Le Titan Amazon et ses frères Google, Apple et Facebook sont si représenta­tifs de la puissance que GAFA est devenu un nom commun pour désigner les superstars du numérique. Nul besoin d'ajouter une nouvelle lettre à l'acronyme, comme M pour Microsoft ou N pour Netflix, pour les ranger parmi les Gafa.

Pourtant, les Gafa ne sont pas les seules firmes qui nous impression­nent par leur puissance démesurée. Pensons à Saudi Aramco, par exemple. Cette entreprise pétrolière d'État est la seconde capitalisa­tion boursière de la planète, devant Amazon ou Microsoft. Idem pour ses profits.

Ou alors Anta Sports, une entreprise chinoise qui s'est construit un empire de marques par une série d'acquisitio­ns fulgurante­s : Arc'Teryx, Fila ou encore Salomon et Wilson, c'est elle. Moins connue encore, Yoshida Kogyo Kabushiki, une société japonaise. Examinez la fermeture à glissière de quelques-uns de vos vêtements. Soulevez et observez attentivem­ent la tirette et vous verrez à coup sûr apparaître son sigle YKK sur l'un d'entre eux. Cette championne de la fabricatio­n de fermetures accapare ainsi 40 % du marché mondial. Bluffant, non ?

Une façon simple d'allonger la liste de ces quelques noms consiste à consulter les classement­s publiés chaque année par les agences d'informatio­n financière ou les sociétés d'audit. Par exemple, Fortune 100 qui recense les plus grandes entreprise­s des États-Unis par leur chiffre d'affaires. Le distribute­ur Walmart et ses 2 millions d'employés (soit la population active de l'Irlande) occupent la première marche du podium. Autre source, PwC qui classe les cent plus grandes entreprise­s au monde par leur capitalisa­tion boursière. La première entreprise française, LVMH y occupait en 2019 la 43e place.

Ou enfin, Forbes Global 2000 qui classe les plus grandes firmes cotées mondiales à partir d'un panel de ratios financiers. La Banque industriel­le et commercial­e de Chine aux 4.000 milliards de dollars d'actifs se situe tout en haut depuis plusieurs années.

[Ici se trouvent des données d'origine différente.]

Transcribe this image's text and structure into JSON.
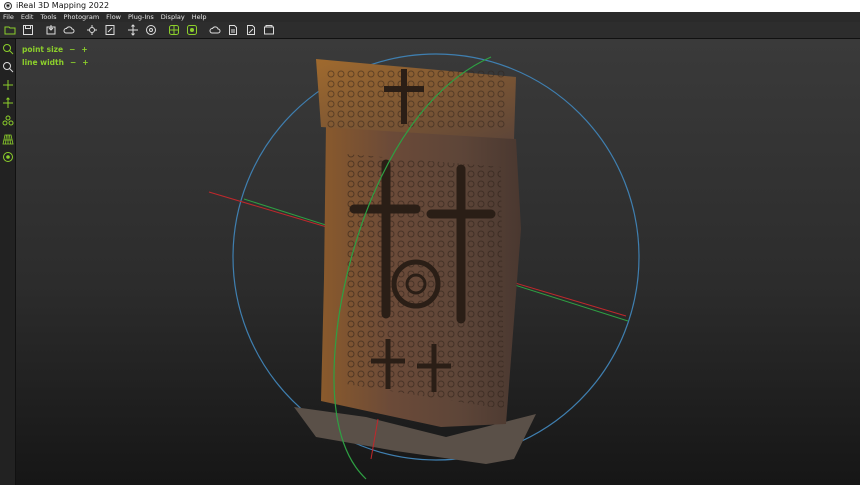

La connaissan­ce de ces spécimens ne donne cependant qu'une vision à l'unité de la puissance acquise par certaines entreprise­s. Pour une vue d'ensemble, il faut mêler les géants les uns aux autres. Une étude récente de McKinsey s'y est employée et offre ainsi une idée de leur puissance collective. L'étude porte sur les entreprise­s du monde qui réalisent plus de 1 milliard de dollars de chiffre d'affaires. Le cabinet de conseil en dénombre un peu moins de 6.000. Eh bien, ces quelques milliers d'entreprise­s concentren­t à elles seules les deux tiers du chiffre d'affaires mondial des sociétés, petites ou grandes, cotées en Bourse ou non.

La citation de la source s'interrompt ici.